武田勝頼
【たけだかつより】
■10 武田勝頼の妻の見上げた献身愛…切実な想いを込めた願文を神社に奉納
織田信長は徳川家康と共に、長篠の戦い以後、勢力を弱めている甲斐国の武田勝頼を討つべく侵攻していた。1582年1月には木曾義昌が織田方に、同年2月には穴山梅雪が徳川方にといった具合に、一族の重臣が次々と勝頼を見限って、敵方へと寝返った。
こんな状況のなか、勝頼室(夫人)桂林院は、神仏の力で何とか武田軍の崩壊を食い止めようとした。和紙1枚に571文字をびっしり書き込んだ願文を、氏神である武田八幡宮(山梨県韮崎市)に奉納したのだ。そこには、「いま逆臣が現れ、累代重恩の者もこれに加担して国を転覆しようとしています。勝頼様にどんな非がありましょう。まことに悔しいことでございます。神慮天命が誠であるなら、何とぞ霊神力によって、敵を退散させてやってください」と書いてあった。
桂林院は北条氏政の妹で、1577年に武田家と北条家の関係強化のため、勝頼に嫁いできた。典型的な政略結婚だったのだが、その後はぐくまれた愛情ゆえか、翌年、勝頼と氏政が敵対するようになっても実家に戻らず、勝頼の妻であり続けていた。そんな夫人の切々たる思いが伝わってくる。当時まだ19歳だったという。
しかし、願いは天に通じなかった。同年3月、信長の大軍が甲斐に押し寄せ、築いたばかりの新府城(山梨県韮崎市)にいた勝頼は、重臣・小山田信茂の岩殿城への退避を決意し、新府城に火を放った。

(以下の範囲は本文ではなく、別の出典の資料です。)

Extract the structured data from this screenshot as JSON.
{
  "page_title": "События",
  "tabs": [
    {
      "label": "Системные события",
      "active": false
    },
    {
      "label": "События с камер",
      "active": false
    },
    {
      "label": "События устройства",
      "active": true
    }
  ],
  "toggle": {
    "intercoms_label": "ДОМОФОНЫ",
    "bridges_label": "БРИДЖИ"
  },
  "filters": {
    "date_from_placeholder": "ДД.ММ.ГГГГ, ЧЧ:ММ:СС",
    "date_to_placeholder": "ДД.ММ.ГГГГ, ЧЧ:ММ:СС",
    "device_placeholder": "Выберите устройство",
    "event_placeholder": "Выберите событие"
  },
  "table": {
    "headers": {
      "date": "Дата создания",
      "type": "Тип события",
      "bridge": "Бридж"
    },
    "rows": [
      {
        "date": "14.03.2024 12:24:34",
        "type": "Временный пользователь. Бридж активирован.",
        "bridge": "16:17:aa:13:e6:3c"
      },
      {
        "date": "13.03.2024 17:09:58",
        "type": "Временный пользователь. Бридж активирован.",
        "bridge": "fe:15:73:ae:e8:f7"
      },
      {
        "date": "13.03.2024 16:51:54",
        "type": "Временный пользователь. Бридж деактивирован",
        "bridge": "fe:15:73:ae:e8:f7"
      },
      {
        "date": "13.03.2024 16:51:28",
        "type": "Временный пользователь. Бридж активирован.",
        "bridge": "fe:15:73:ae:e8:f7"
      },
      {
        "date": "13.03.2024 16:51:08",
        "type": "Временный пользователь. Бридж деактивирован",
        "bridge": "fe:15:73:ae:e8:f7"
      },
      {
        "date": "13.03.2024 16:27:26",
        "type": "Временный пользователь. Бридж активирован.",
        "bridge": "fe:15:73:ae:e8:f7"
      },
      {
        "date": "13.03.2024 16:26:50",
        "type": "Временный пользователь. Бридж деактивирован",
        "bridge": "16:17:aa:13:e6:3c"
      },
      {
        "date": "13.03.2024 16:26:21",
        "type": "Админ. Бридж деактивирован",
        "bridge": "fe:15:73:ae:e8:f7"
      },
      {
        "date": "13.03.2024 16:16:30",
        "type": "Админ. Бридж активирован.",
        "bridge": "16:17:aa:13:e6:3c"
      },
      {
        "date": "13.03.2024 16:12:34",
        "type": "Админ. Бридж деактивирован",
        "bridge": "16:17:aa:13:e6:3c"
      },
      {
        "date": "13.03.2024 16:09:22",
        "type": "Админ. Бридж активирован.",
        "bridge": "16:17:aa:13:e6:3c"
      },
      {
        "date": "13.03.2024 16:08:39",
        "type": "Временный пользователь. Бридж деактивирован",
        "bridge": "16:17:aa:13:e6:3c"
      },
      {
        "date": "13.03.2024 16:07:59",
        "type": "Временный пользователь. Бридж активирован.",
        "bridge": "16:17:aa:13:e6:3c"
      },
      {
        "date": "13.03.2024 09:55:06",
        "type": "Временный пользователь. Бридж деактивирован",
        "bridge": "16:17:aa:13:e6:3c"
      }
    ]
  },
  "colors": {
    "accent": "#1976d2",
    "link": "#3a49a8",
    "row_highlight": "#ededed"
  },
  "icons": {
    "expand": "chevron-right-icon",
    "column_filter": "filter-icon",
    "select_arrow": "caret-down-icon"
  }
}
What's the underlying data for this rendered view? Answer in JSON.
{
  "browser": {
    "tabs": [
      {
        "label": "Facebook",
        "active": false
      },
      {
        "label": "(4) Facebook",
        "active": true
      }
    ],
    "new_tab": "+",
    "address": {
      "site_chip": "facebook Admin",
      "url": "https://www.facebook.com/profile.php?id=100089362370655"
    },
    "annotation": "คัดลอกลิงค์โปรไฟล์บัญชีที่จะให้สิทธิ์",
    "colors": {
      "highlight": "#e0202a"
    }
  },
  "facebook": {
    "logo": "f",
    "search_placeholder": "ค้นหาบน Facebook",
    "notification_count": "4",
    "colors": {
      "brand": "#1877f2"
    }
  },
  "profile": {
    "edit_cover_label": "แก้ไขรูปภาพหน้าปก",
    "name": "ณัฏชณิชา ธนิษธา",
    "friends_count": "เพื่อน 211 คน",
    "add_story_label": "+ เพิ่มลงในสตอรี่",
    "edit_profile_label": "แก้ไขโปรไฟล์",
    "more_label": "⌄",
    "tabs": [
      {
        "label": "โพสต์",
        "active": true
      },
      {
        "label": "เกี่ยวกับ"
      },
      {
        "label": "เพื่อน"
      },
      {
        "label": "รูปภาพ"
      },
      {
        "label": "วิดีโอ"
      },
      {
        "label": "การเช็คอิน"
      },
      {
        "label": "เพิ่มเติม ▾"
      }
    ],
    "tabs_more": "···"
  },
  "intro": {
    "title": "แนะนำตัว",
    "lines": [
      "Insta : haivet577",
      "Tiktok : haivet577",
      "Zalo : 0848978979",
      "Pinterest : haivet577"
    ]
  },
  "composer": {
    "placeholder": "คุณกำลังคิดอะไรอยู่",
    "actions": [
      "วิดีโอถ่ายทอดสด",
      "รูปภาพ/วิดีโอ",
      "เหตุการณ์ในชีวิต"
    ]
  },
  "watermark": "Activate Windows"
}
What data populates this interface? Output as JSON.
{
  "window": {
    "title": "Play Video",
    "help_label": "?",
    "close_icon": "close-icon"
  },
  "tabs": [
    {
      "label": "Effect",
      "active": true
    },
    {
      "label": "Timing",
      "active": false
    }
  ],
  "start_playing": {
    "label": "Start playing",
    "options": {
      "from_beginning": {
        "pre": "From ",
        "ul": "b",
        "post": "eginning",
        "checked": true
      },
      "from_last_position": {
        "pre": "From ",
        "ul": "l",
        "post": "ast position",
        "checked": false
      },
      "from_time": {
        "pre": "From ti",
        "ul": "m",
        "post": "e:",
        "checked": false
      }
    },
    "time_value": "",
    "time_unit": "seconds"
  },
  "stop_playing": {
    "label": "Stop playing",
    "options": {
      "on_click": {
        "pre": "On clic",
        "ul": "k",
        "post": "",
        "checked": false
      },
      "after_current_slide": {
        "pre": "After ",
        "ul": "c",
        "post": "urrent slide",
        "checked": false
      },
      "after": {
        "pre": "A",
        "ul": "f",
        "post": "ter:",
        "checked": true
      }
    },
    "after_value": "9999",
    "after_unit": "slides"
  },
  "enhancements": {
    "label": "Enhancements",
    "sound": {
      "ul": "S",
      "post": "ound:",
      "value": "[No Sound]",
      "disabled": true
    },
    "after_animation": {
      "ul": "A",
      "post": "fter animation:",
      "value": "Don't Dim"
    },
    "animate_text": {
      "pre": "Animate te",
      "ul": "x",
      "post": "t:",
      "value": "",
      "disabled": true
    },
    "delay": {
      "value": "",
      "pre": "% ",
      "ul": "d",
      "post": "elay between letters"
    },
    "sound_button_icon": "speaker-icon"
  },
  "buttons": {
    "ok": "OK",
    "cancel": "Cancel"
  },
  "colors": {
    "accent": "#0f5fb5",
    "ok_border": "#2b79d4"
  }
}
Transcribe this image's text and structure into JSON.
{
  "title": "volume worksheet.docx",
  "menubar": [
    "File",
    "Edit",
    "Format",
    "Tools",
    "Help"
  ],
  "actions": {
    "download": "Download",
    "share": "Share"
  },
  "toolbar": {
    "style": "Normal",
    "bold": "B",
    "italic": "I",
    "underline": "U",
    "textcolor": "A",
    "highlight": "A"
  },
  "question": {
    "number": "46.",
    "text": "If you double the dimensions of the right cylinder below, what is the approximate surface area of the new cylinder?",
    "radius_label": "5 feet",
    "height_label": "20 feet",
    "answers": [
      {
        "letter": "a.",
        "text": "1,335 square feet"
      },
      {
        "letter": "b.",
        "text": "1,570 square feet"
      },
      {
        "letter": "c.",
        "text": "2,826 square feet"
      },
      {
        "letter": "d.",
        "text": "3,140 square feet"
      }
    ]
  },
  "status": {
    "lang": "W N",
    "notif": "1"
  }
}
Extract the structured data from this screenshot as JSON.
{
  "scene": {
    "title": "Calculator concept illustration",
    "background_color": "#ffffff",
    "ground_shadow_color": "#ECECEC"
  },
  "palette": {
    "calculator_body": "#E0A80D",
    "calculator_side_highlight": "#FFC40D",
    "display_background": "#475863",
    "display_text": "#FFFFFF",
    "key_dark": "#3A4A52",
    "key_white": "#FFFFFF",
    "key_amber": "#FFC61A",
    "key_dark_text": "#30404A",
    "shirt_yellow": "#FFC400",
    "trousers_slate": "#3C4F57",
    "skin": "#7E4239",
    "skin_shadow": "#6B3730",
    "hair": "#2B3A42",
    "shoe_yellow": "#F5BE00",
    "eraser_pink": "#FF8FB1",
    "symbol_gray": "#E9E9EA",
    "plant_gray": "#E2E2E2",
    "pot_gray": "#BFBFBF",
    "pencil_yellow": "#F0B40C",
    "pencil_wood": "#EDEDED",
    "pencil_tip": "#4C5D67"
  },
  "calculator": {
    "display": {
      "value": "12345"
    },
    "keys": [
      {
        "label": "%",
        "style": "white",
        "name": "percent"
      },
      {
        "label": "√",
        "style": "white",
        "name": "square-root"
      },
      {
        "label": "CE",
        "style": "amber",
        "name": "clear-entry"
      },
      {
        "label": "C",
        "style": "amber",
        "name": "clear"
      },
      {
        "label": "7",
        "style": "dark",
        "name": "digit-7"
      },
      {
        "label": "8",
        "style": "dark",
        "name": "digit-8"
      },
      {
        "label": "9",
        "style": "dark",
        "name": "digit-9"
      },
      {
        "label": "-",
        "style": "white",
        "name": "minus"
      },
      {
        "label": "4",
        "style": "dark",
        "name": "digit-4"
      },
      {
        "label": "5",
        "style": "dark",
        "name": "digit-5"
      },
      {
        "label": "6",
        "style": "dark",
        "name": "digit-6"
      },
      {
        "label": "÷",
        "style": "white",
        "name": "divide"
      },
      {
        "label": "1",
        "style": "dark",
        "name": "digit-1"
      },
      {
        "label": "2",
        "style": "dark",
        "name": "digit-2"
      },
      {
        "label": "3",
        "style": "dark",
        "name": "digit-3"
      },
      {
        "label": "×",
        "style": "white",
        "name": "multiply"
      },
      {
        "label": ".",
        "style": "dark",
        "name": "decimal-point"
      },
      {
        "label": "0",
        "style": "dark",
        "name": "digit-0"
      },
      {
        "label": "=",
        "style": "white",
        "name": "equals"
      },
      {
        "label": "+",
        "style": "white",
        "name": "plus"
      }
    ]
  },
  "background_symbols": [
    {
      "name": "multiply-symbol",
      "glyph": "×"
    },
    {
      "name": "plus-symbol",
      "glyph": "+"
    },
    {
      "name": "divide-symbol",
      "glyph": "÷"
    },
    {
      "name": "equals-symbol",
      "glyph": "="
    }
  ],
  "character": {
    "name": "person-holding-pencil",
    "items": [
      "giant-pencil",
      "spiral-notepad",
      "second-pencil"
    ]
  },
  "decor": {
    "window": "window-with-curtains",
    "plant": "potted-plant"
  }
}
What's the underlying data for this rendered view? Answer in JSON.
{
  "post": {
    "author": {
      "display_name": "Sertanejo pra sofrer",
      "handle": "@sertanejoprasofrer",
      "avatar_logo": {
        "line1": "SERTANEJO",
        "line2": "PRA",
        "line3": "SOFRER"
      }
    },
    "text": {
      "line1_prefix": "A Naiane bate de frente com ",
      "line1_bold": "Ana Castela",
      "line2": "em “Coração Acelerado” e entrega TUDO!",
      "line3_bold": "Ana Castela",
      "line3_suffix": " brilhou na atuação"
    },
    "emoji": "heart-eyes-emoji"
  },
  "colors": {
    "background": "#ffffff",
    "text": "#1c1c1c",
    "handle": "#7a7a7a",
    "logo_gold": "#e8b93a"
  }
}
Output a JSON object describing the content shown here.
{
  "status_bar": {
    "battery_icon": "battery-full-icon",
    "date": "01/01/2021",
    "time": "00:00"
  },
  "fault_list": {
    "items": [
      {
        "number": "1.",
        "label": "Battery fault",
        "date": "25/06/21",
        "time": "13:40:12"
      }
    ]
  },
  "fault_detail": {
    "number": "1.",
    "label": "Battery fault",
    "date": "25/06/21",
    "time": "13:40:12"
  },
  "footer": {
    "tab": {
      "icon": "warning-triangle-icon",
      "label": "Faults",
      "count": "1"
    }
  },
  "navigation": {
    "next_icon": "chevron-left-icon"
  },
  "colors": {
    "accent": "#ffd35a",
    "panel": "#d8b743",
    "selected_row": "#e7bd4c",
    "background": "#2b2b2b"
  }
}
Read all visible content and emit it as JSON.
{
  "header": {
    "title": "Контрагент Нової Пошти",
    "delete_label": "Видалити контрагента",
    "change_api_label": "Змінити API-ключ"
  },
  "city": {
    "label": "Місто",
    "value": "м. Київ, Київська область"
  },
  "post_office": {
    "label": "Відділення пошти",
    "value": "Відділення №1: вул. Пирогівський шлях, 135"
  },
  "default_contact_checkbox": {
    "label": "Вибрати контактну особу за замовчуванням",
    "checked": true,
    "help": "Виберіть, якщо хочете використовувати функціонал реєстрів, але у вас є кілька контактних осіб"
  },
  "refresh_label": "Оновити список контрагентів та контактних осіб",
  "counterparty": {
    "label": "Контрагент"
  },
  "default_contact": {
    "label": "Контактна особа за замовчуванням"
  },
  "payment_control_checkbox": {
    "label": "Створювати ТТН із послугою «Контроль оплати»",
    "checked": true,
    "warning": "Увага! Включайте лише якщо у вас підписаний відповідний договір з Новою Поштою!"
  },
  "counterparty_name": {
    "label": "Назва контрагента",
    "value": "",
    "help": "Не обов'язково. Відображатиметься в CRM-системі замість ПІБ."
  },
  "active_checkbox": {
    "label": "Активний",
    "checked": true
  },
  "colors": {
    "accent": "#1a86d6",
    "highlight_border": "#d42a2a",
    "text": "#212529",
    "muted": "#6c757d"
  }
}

だが、一族・家臣を連れて逃亡する途中、かつての部下たちに襲われ、さらに土壇場になって、頼りにしていた小山田氏まで反旗を翻したのだ。
もはやこれまでと覚悟した勝頼は、先祖の武田信満が1416年の上杉禅秀の乱で自害した天目山棲雲寺を目指した。従者は数十名に激減していたが、そこには夫人の姿もあった。勝頼は北条家へ戻れと説得したが、夫人は拒絶したのだ。
結局、一行は天目山へは行けず、田野(山梨県東山梨郡大和村)で敵軍に阻まれてしまう。
このとき、勝頼夫人は、
「黒髪の 乱れたる世ぞ果てしなき
思いに消える 露の玉の緒」
という辞世の句を詠み、介錯をためらう側近に向かい、「北条早雲以来の弓矢取る武士の家柄、見事な最期を遂げましょう。実家の北条家に様子を伝えてください」と言うや、自ら口に短剣をくわえ、両手で奥へ押し込んで、見事に果てた。
他方、勝頼は敵を斬りまくったが、やがて疲れ果て、具足櫃に腰掛けていたところを、群がり来る敵に討ち取られてしまったという。